# Logistic Regression Introduction

In the lesson slides for this learning unit, we looked at:

* The form and function of the logistic regression model
* Use of binary logistic regression to classify a single variable
* Evaluating a trained model with the accuracy score
* Interpreting model predictions via probability scores

In this practical we will focus on using `sklearn` to demonstrate the above points. The focus will be on the simple univariate case, using a single input feature to predict a binary output class.

# The data

`data.csv` contains 100 observations of some mystery process, with two possible classes for each - 0 or 1.

There are six features recorded for each observation. These have been normalised so that each column ranges between 0 and 1.

In [None]:
import pandas as pd

data = pd.read_csv('data/data.csv')

data.head()

# Visualising the data

Below shows a `seaborn.displot`. Each subplot shows the distribution of a feature's values, across the two classes.

In [None]:
import seaborn as sns

data_long = data.melt(value_vars=['f1', 'f2', 'f3', 'f4', 'f5', 'f6'], id_vars='class', var_name='feature', value_name='value')

sns.displot(data=data_long,  hue='class', x='value', kind='kde', col='feature', col_wrap=3, fill=True);

# Logistic regression: model assumptions

Compared to linear regression, the logistic model has few restrictions/assumptions. However, for the univariate classification task it is useful for the predictive feature to be **linearly seperable** - the distribution of that feature should make it easy to distinguish between the classes.

Looking at the six features above, which would you choose to predict the `class` variable?

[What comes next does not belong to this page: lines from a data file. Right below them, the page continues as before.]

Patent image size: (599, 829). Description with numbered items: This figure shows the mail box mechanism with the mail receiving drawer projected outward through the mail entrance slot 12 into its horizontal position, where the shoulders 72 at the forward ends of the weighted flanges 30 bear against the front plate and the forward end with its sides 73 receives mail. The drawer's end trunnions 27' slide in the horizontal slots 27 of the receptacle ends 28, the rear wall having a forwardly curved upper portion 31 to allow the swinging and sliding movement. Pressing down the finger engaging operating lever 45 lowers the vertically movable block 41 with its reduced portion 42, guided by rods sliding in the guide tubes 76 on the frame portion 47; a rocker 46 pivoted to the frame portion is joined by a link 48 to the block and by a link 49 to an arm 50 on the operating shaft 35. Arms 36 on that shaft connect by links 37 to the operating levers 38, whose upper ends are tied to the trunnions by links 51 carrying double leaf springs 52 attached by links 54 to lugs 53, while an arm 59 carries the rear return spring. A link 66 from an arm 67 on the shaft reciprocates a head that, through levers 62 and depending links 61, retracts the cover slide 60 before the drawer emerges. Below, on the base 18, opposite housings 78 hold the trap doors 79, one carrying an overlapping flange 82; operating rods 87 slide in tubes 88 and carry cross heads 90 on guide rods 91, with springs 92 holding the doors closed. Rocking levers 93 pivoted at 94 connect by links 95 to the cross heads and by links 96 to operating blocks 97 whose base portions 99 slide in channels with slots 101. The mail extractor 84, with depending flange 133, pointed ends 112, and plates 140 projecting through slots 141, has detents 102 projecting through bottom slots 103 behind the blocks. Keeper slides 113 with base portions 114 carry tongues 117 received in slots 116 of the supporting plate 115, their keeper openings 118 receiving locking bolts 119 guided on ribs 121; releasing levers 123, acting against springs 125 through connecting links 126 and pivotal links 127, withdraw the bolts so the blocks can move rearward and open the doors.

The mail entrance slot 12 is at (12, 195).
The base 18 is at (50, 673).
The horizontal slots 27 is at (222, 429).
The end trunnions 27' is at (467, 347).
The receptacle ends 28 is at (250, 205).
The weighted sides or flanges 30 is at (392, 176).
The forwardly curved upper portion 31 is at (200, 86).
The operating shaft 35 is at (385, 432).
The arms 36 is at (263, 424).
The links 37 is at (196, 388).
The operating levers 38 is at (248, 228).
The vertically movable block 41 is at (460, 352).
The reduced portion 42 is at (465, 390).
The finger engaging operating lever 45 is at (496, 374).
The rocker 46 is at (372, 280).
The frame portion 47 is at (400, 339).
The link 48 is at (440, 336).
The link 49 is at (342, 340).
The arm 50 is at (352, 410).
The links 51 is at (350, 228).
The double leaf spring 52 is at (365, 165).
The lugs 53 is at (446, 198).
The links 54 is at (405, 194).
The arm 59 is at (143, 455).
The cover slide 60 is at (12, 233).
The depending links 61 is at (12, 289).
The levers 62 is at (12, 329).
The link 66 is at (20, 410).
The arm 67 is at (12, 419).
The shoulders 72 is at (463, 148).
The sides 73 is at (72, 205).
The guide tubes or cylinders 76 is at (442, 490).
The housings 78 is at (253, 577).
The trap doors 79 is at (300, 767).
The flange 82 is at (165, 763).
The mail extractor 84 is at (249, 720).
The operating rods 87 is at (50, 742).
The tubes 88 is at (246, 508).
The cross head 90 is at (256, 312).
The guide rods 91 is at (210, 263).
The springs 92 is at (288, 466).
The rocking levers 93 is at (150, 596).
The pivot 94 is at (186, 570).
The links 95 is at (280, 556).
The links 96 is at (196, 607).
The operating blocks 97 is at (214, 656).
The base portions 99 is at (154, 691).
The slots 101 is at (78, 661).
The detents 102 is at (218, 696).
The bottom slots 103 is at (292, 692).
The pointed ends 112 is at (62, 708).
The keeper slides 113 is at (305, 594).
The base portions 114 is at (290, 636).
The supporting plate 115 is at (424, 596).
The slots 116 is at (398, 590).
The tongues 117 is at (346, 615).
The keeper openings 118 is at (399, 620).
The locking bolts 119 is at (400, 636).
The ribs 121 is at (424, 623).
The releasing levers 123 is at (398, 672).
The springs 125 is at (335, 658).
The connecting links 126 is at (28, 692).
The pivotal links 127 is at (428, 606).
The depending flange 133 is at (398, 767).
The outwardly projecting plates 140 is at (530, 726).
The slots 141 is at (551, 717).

What do you think are the strengths/weaknesses of each feature?

In [None]:
# Your code here


# Training a logistic regression model: toy example

This is easy to do with `sklearn`. The steps are:

1. Instantiate a model from `sklearn.linear_model.LogisticRegression`
2. Use the `.fit()` method to train the model
3. Access model accuracy score through `.score()`
4. Use the `.predict()` method of the trained model to get new predictions
5. Use the `.predict_proba()` method of the trained model to get predictions probabilities

An example is given below.

In [None]:
import numpy as np
from sklearn.linear_model import LogisticRegression

x = np.random.random(50)
x = x.reshape(-1, 1)
# When using a single feature in sklearn, it must be reshaped
# from the form [1,2,3,4] to [[1],[2],[3],[4]]

y = [0] * 25 + [1] * 25

model = LogisticRegression()

model.fit(x, y)

print(f"Weight for single feature: {model.coef_}")
print(f"Accuracy score for model: {model.score(x, y):.5f}")

unseen_x = [[0.2], [0.11], [0.8], [0.45]]

print("Predictions:", [i for i in model.predict(unseen_x)])
print("Prob of class 1:", [i[1] for i in model.predict_proba(unseen_x)])

The model was trained on random data and unsurprisingly does not perform very well!

Note how all the probabilities are around 0.5, no matter what the input.

Also the accuracy for the model is exactly 50% - it is basically at chance because the input data is not at all informative about the two classes we want to predict.

# Training a logistic regression model: more realistic

Now, train six invidual logistic models using each feature `['f1', 'f2', 'f3', 'f4', 'f5', 'f6']` from `data`. Remember you will need to convert the dataframe column (which is a `pandas.Series` object) to a numpy array and reshape it, because it only contains a single feature.

In [None]:
# Your code here


# Examining logistic regression models

For each model, get the probability of class 1 for a range of values of `x` provided in `new_x`.

Append each of these results to the list `probs`.

(Note: `.predict_proba()` returns a list of probabilities for both classes, for each input in `new_x`. You want the one at position `[1]` in each item in that list!) 

In [None]:
new_x = [[i] for i in np.linspace(0, 1, 100)]

probs = []

# Your code here


The code below will plot all the values of `x` between 0 and 1, and each model's predicted `y`. The line represents the learned model.

Also shown are the distribution of the classes for that feature.

What do you observe?

In [None]:
import matplotlib.pyplot as plt
sns.set(rc={'figure.figsize':(12, 8)})

df = pd.DataFrame(probs).T
df.columns = ['f1', 'f2', 'f3', 'f4', 'f5', 'f6']

fig, axes = plt.subplots(2,3, sharex=False)

for a, f in enumerate(['f1', 'f2', 'f3', 'f4', 'f5', 'f6']):
    
    x = data[f] * 100
    y = data['class']
    
    sns.lineplot(data=df[f], lw=4, ax=axes.flatten()[a], color='g')
    sns.scatterplot(x=x, y=y, ax=axes.flatten()[a], hue=y, palette=['b', 'r'] )

# Your code here


# Summary

In this practical, we explored logistic regression and its implementation in `sklearn` - how to fit a model from data, get predictions, access prediction probabilities. We also examined how the relationship between the input features and the classes we want to predict impacts the model and its performance.